Forest Shadows in the mixed forests of the Frontenac Arch, one of Canada's most biologically rich regions.
Photo: Mark Conboy

Except for when they vocalize in late winter and early spring, Boreal Owls (Aegolius funereus) can be difficult to find. In some years boreals move into southern Canada, but in most years, this species remains in the boreal forest, eking out a living in the deep snow and suffocating cold.
Photo: Mark Conboy
 
A rare massive dump of snow in California's Mojave Desert.
Photo: Mark Conboy
 
Mudpuppies (Necturus maculosus) are the only amphibians that remain active in Ontario's winter. Indeed, they are at their most active during the coldest months, foraging on sluggish and sleepy prey such as aquatic insects and frogs.
Photo: Philina English
 
Facing the Pacific Ocean head on, Vancouver Island's west coast is renowned for its tremendous winter storms, which thrash and seethe along forested shores, like this one near Ucluelet.
Photo: Mark Conboy
 
British Columbia's temperate rainforests are world famous. But at higher elevations those forests might best be called snow forests.
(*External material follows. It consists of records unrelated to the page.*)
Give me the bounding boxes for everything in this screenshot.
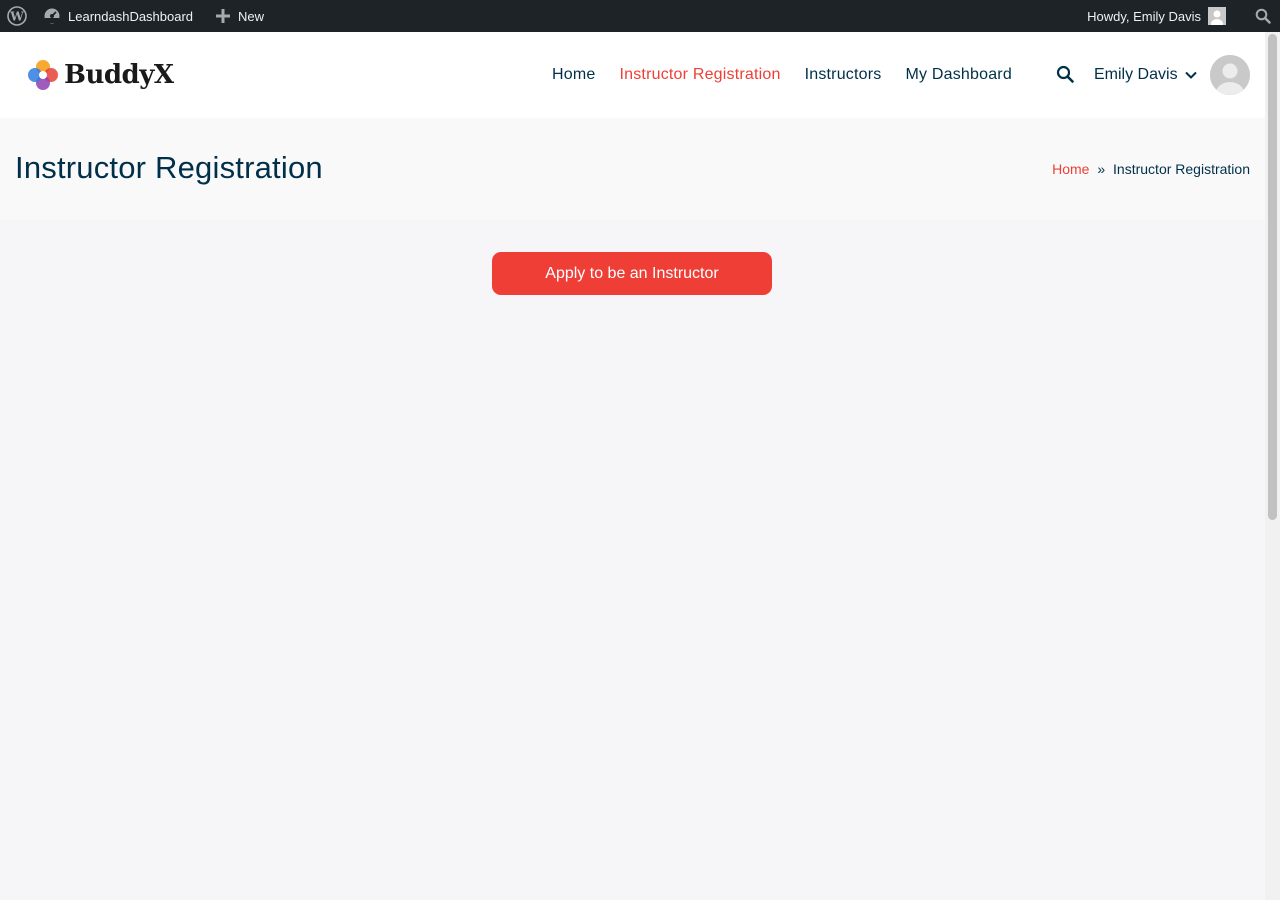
breadcrumb-current: Instructor Registration	[1113, 161, 1250, 177]
breadcrumb-separator: »	[1097, 161, 1106, 177]
chevron-down-icon	[1184, 71, 1197, 79]
site-name-label: LearndashDashboard	[68, 8, 194, 24]
apply-instructor-button[interactable]: Apply to be an Instructor	[492, 252, 772, 295]
search-icon	[1056, 65, 1074, 83]
admin-avatar	[1208, 7, 1226, 25]
user-name: Emily Davis	[1094, 66, 1178, 83]
howdy-label: Howdy, Emily Davis	[1087, 8, 1201, 24]
search-icon	[1255, 8, 1271, 24]
breadcrumb-home-link[interactable]: Home	[1052, 161, 1089, 177]
site-name-menu[interactable]: LearndashDashboard	[43, 0, 193, 32]
dashboard-gauge-icon	[44, 8, 60, 24]
new-label: New	[238, 8, 265, 24]
nav-item-instructor-registration[interactable]: Instructor Registration	[619, 66, 780, 84]
nav-item-instructors[interactable]: Instructors	[805, 66, 882, 84]
page-title-band: Instructor Registration Home » Instructo…	[0, 118, 1265, 220]
page-scrollbar[interactable]	[1265, 32, 1280, 900]
user-menu-toggle[interactable]: Emily Davis	[1094, 64, 1198, 86]
wordpress-menu[interactable]: W	[7, 0, 27, 32]
nav-item-home[interactable]: Home	[552, 66, 595, 84]
admin-bar: W LearndashDashboard New Howdy, Emily Da…	[0, 0, 1280, 32]
scrollbar-thumb[interactable]	[1268, 34, 1277, 520]
buddyx-logo-mark-icon	[28, 60, 58, 90]
header-search-button[interactable]	[1056, 65, 1074, 83]
page-title: Instructor Registration	[15, 150, 323, 185]
user-silhouette-icon	[1210, 55, 1250, 95]
logo-text: BuddyX	[64, 60, 174, 90]
plus-icon	[216, 9, 230, 23]
admin-search-button[interactable]	[1255, 0, 1271, 32]
main-navigation: Home Instructor Registration Instructors…	[552, 32, 1036, 118]
new-content-menu[interactable]: New	[215, 0, 264, 32]
svg-text:W: W	[9, 10, 24, 24]
wordpress-logo-icon: W	[7, 6, 27, 26]
user-avatar[interactable]	[1210, 55, 1250, 95]
nav-item-my-dashboard[interactable]: My Dashboard	[905, 66, 1011, 84]
site-logo[interactable]: BuddyX	[26, 58, 174, 92]
site-header: BuddyX Home Instructor Registration Inst…	[0, 32, 1265, 118]
my-account-menu[interactable]: Howdy, Emily Davis	[1087, 0, 1226, 32]
user-silhouette-icon	[1208, 7, 1226, 25]
breadcrumb: Home » Instructor Registration	[1052, 161, 1250, 177]
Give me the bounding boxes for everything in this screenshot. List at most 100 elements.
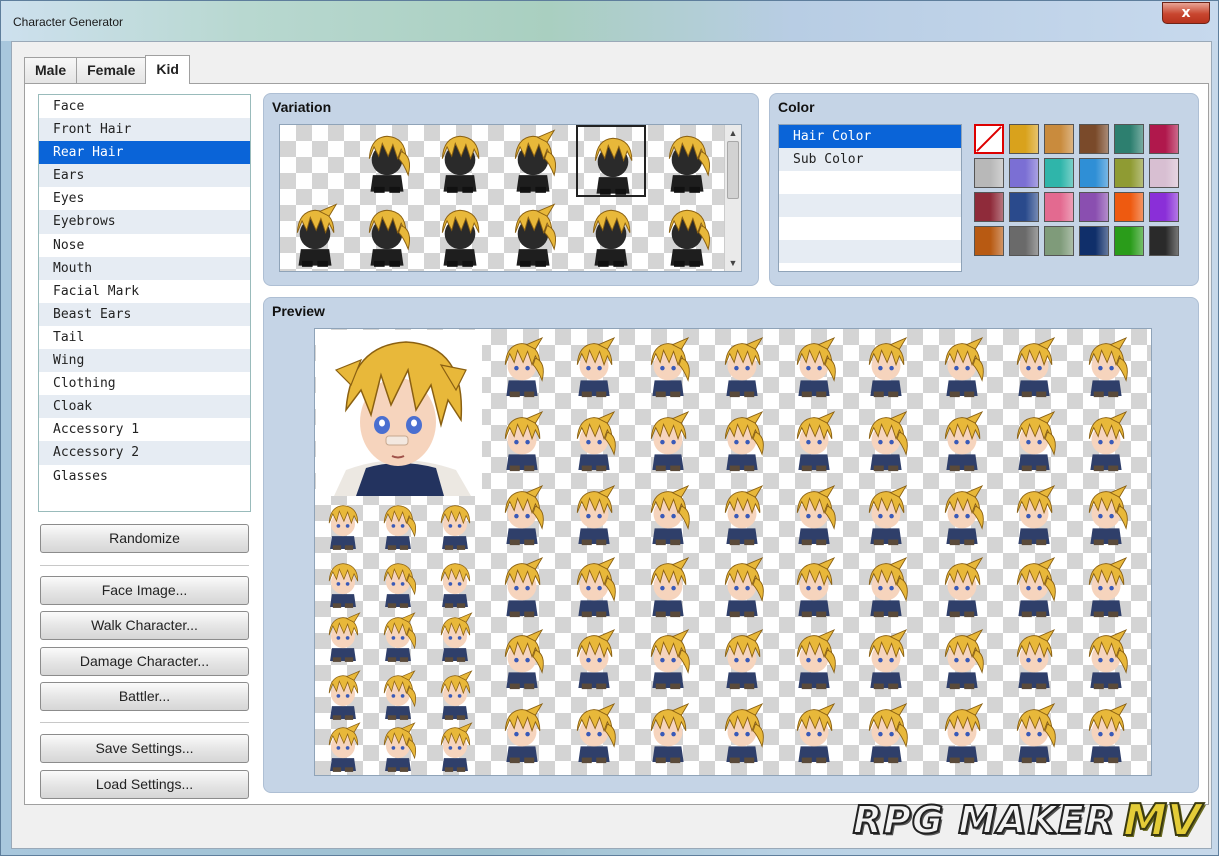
color-swatch[interactable] <box>1044 192 1074 222</box>
part-item[interactable]: Cloak <box>39 395 250 419</box>
variation-cell[interactable] <box>652 125 722 197</box>
color-swatch[interactable] <box>1009 226 1039 256</box>
color-swatch[interactable] <box>1114 158 1144 188</box>
battler-sprite <box>796 337 836 398</box>
color-swatch[interactable] <box>1114 192 1144 222</box>
part-item[interactable]: Front Hair <box>39 118 250 142</box>
part-item[interactable]: Accessory 2 <box>39 441 250 465</box>
color-group: Color Hair Color Sub Color <box>769 93 1199 286</box>
color-swatch[interactable] <box>1009 124 1039 154</box>
color-target-item[interactable] <box>779 194 961 217</box>
damage-character-button[interactable]: Damage Character... <box>40 647 249 676</box>
color-target-item[interactable]: Sub Color <box>779 148 961 171</box>
color-swatch[interactable] <box>1044 226 1074 256</box>
variation-cell[interactable] <box>352 125 422 197</box>
color-swatch[interactable] <box>1114 124 1144 154</box>
variation-cell[interactable] <box>352 199 422 271</box>
part-item[interactable]: Wing <box>39 349 250 373</box>
color-swatch[interactable] <box>974 192 1004 222</box>
scroll-down-icon[interactable]: ▼ <box>727 257 739 269</box>
variation-cell[interactable] <box>576 125 646 197</box>
part-item[interactable]: Accessory 1 <box>39 418 250 441</box>
color-target-item[interactable] <box>779 171 961 194</box>
close-button[interactable]: x <box>1162 2 1210 24</box>
battler-sprite <box>868 703 908 764</box>
color-swatch[interactable] <box>974 158 1004 188</box>
color-swatch[interactable] <box>1114 226 1144 256</box>
scroll-up-icon[interactable]: ▲ <box>727 127 739 139</box>
scroll-thumb[interactable] <box>727 141 739 199</box>
battler-sprite <box>1016 411 1056 472</box>
hair-variation-sprite <box>668 135 711 193</box>
part-item[interactable]: Clothing <box>39 372 250 395</box>
variation-cell[interactable] <box>576 199 646 271</box>
battler-sprite <box>944 703 984 764</box>
part-item[interactable]: Nose <box>39 234 250 257</box>
color-swatch[interactable] <box>1079 124 1109 154</box>
walk-sprite <box>328 505 359 550</box>
part-item[interactable]: Eyebrows <box>39 210 250 234</box>
walk-sprite <box>440 563 471 608</box>
part-item[interactable]: Face <box>39 95 250 118</box>
color-swatch[interactable] <box>974 226 1004 256</box>
load-settings-button[interactable]: Load Settings... <box>40 770 249 799</box>
randomize-button[interactable]: Randomize <box>40 524 249 553</box>
color-swatch[interactable] <box>1009 192 1039 222</box>
color-swatch[interactable] <box>1149 226 1179 256</box>
battler-sprite <box>944 411 984 472</box>
variation-cell[interactable] <box>498 199 568 271</box>
battler-sprite <box>944 337 984 398</box>
part-item[interactable]: Beast Ears <box>39 302 250 326</box>
variation-cell[interactable] <box>280 199 350 271</box>
color-swatch[interactable] <box>1149 124 1179 154</box>
color-swatch[interactable] <box>1044 158 1074 188</box>
variation-scrollbar[interactable]: ▲ ▼ <box>724 125 741 271</box>
color-swatch[interactable] <box>1149 158 1179 188</box>
color-swatch[interactable] <box>1009 158 1039 188</box>
walk-sprite <box>440 612 473 662</box>
hair-variation-sprite <box>368 209 411 267</box>
battler-sprite <box>724 629 764 690</box>
variation-grid[interactable]: ▲ ▼ <box>279 124 742 272</box>
close-icon: x <box>1181 5 1191 21</box>
tab-kid[interactable]: Kid <box>145 55 190 84</box>
color-swatch[interactable] <box>1044 124 1074 154</box>
variation-cell[interactable] <box>425 199 495 271</box>
part-item[interactable]: Rear Hair <box>39 141 250 165</box>
walk-character-button[interactable]: Walk Character... <box>40 611 249 640</box>
no-color-swatch[interactable] <box>974 124 1004 154</box>
part-item[interactable]: Eyes <box>39 187 250 210</box>
hair-variation-sprite <box>514 203 557 267</box>
title-bar[interactable]: Character Generator x <box>1 1 1218 41</box>
hair-variation-sprite <box>592 209 631 267</box>
variation-cell[interactable] <box>498 125 568 197</box>
variation-cell[interactable] <box>425 125 495 197</box>
color-swatch[interactable] <box>1079 192 1109 222</box>
part-item[interactable]: Glasses <box>39 465 250 488</box>
variation-cell[interactable] <box>652 199 722 271</box>
part-list[interactable]: Face Front Hair Rear Hair Ears Eyes Eyebrows N… <box>38 94 251 512</box>
tab-female[interactable]: Female <box>76 57 147 84</box>
part-item[interactable]: Facial Mark <box>39 280 250 303</box>
color-swatch[interactable] <box>1149 192 1179 222</box>
color-target-item[interactable]: Hair Color <box>779 125 961 148</box>
battler-button[interactable]: Battler... <box>40 682 249 711</box>
hair-variation-sprite <box>594 137 633 195</box>
part-item[interactable]: Ears <box>39 164 250 188</box>
battler-sprite <box>1016 337 1056 398</box>
color-swatch[interactable] <box>1079 226 1109 256</box>
variation-cell[interactable] <box>280 125 350 197</box>
battler-sprite <box>796 557 836 618</box>
save-settings-button[interactable]: Save Settings... <box>40 734 249 763</box>
color-target-item[interactable] <box>779 217 961 240</box>
color-target-item[interactable] <box>779 240 961 263</box>
tab-male[interactable]: Male <box>24 57 78 84</box>
battler-sprite <box>796 629 836 690</box>
walk-sprite <box>383 563 417 608</box>
color-target-list[interactable]: Hair Color Sub Color <box>778 124 962 272</box>
part-item[interactable]: Tail <box>39 326 250 349</box>
part-item[interactable]: Mouth <box>39 256 250 280</box>
face-image-button[interactable]: Face Image... <box>40 576 249 605</box>
walk-sprite <box>328 670 361 720</box>
color-swatch[interactable] <box>1079 158 1109 188</box>
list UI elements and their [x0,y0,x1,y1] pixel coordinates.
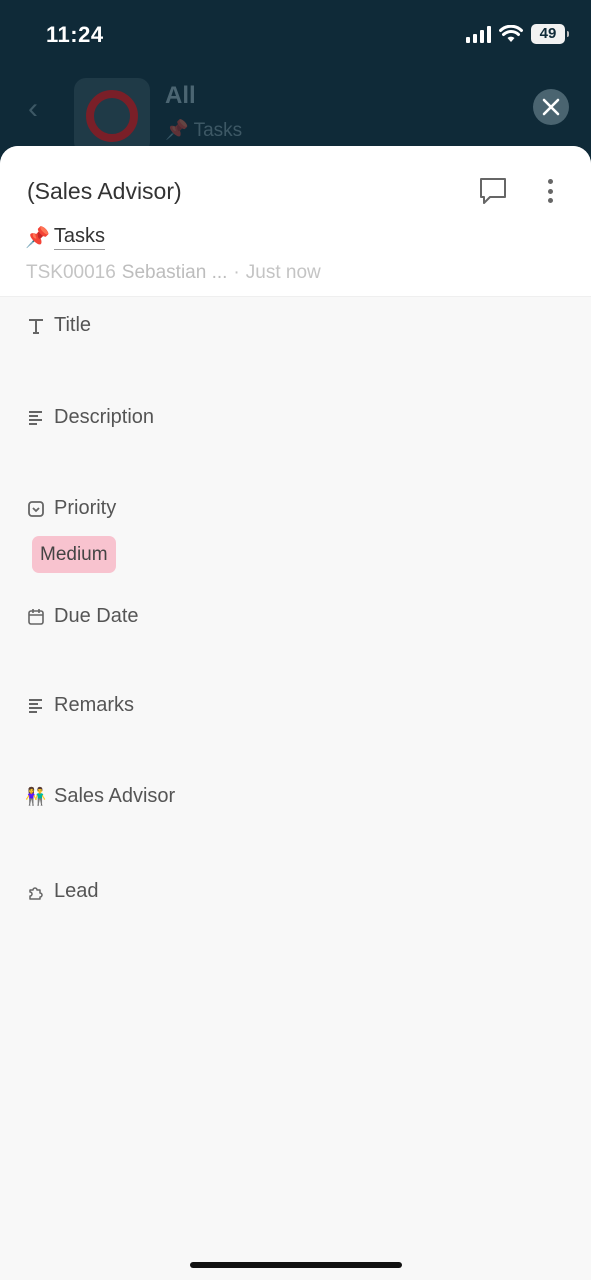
field-label: Title [54,314,92,336]
field-lead[interactable]: Lead [26,880,99,903]
cellular-signal-icon [466,25,491,43]
record-header: (Sales Advisor) 📌 Tasks TSK00016 Sebasti… [0,146,591,297]
home-indicator[interactable] [190,1262,402,1268]
priority-value-chip[interactable]: Medium [32,536,116,573]
field-label: Due Date [54,605,139,627]
field-title[interactable]: Title [26,314,91,337]
people-icon: 👫 [25,786,47,806]
table-name: Tasks [53,225,106,250]
battery-icon: 49 [531,24,569,44]
record-creator: Sebastian ... [121,262,228,283]
more-dots-icon [547,179,553,184]
field-label: Sales Advisor [54,785,176,807]
pin-icon: 📌 [25,227,50,249]
close-icon [542,98,560,116]
lines-icon [26,696,46,716]
background-app-header: ‹ All 📌 Tasks [0,70,591,154]
comment-button[interactable] [478,176,510,206]
background-title: All [165,82,196,109]
status-time: 11:24 [46,22,104,47]
close-button[interactable] [533,89,569,125]
record-meta: TSK00016 Sebastian ... · Just now [26,262,321,284]
record-title: (Sales Advisor) [27,178,182,204]
status-bar: 11:24 49 [0,0,591,70]
wifi-icon [499,25,523,42]
field-remarks[interactable]: Remarks [26,694,134,717]
record-sheet: (Sales Advisor) 📌 Tasks TSK00016 Sebasti… [0,146,591,1280]
record-id: TSK00016 [26,262,116,283]
calendar-icon [26,607,46,627]
field-label: Description [54,406,155,428]
select-icon [26,499,46,519]
comment-icon [480,178,506,204]
field-label: Priority [54,497,117,519]
puzzle-icon [26,882,46,902]
field-label: Lead [54,880,99,902]
field-label: Remarks [54,694,135,716]
lines-icon [26,408,46,428]
field-due-date[interactable]: Due Date [26,605,139,628]
more-options-button[interactable] [540,176,560,206]
record-updated: Just now [245,262,321,283]
field-sales-advisor[interactable]: 👫 Sales Advisor [25,785,176,808]
text-icon [26,316,46,336]
status-icons: 49 [466,24,569,44]
meta-separator: · [233,262,240,283]
table-link[interactable]: 📌 Tasks [25,225,106,250]
background-subtitle: 📌 Tasks [165,120,243,141]
pin-icon: 📌 [165,120,189,141]
app-logo [74,78,150,154]
field-description[interactable]: Description [26,406,154,429]
back-arrow-icon: ‹ [28,92,38,125]
field-priority[interactable]: Priority [26,497,116,520]
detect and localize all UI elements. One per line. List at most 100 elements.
In the Coast Mountains, tremendous amounts of snow fall in most winters, with accumulations sometimes exceeding five metres, and the snow remaining on the ground into summer.
Photo: Mark Conboy

Snowy Owl (Bubo scandiacus), as true a winter bird as any other.
Photo: Mark Conboy
 
A gnarled and sagely Arbutus (Arbutus menziesii) stands up to an uncommon snowstorm on southern Vancouver Island.
Photo: Philina English
 
Frost-clothed greenery.
Photo: Mark Conboy
 
Western Red Cedars and Sitka Spruces become Christmas trees.
Photo: Mark Conboy
 
Grey Wolves (Canis lupus) can still be found in decent numbers throughout the boreal forest, where packs hunt Moose (Alces alces), Caribou (Rangifer tarandus) and Wood Bison (Bison bison athabascae), utilizing their superior endurance in deep snow to exhaust their enormous prey before closing in for the final kill.
Photo: Mark Conboy

A Northern Pitcher-Plant (Sarracenia purpurea) decorated with the winter's first frost.
Photo: Philina English
 
After a desperate night's sleep along the coast of Pukaskwa National Park, the day breaks bright and clear, but still senselessly cold.